Are you still staring at tables loaded with bowls of candy leftover from Halloween?
Whatever you call it where you work, the giveaway or share table may shed insight into your company culture—or just exist as a “purgatory of stuff.”
An article in the September 2011 of O Magazine caught our eye when it described the giveaway tables at the magazine’s New York City offices that helped get it cited for infractions at its last building inspection (hope that was a joke).
We do have share tables at BLR—in fact, that’s where we found the O Magazine! Our Nashville staff reports that its table contains the usual books and catalogs, but also an admirable supply of overflow fruits and veggies, including a variety of hot peppers, from employees’ gardens, along with the usual boxes of tea, granola bars, and leftover cookies and baked goods from undetermined events.
One editor tried having a coupon share table, but reported that employees knew how to get the coupons out of the envelopes (cereal, juices, etc.) to look over, but somehow couldn’t figure out how to put them back into the envelopes!

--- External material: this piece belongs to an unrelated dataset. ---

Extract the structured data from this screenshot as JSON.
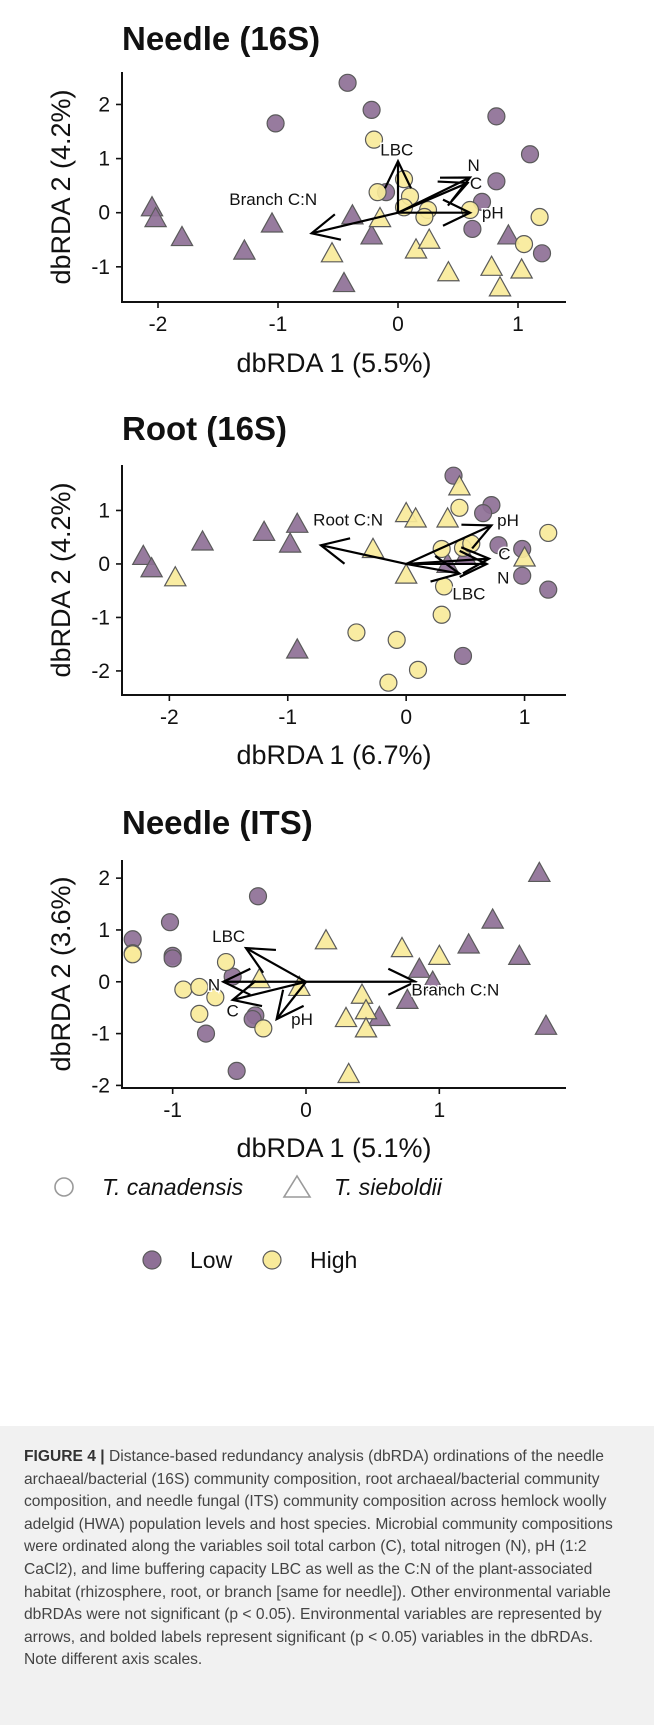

The Connecticut share table can be good (leftovers from the anniversary luncheon, cookbooks and knitting patterns), funky (old Happy Meal prizes, glitter balls, and other trade show toys), or stuff that doesn’t quite make it to the tag sale (chipped cups, warped baskets, and music tapes from one-hit wonders).
The most unusual offerings we’ve heard about were an unopened package of adult disposable diapers, a mysterious platter of Dayglow-orange barbequed legs (we couldn’t tell if they were chicken or turkey), and a framed picture of Abraham Lincoln.
Some offerings even recycle themselves, as when a lampshade made two back-to-back appearances.
But oh, the treasures that abound on the ultimate giveaway table at O! Writer Meredith Bryan describes their “transcendent” giveaway table, loaded with a “bounty of self-help tomes, olive oils, doggie outfits, PBA-free water bottles, biscotti, shape-wear, plastic martini glasses, flip flops, and organic cleaning products, replenished daily with items leftover from photo shoots or sent by helpful publicists.”
However great this sounds, Bryan says the pile can rise mighty high with the usual castoffs such as VHS and Beta tapes and packaged snacks.
O contributor and master organizer Peter Walsh says that while he knows that workplace giveaway tables are “well-intentioned,” such as when a group shares leftovers from a meeting with colleagues, they often just turn into an unsightly and unhealthy “purgatory of stuff.”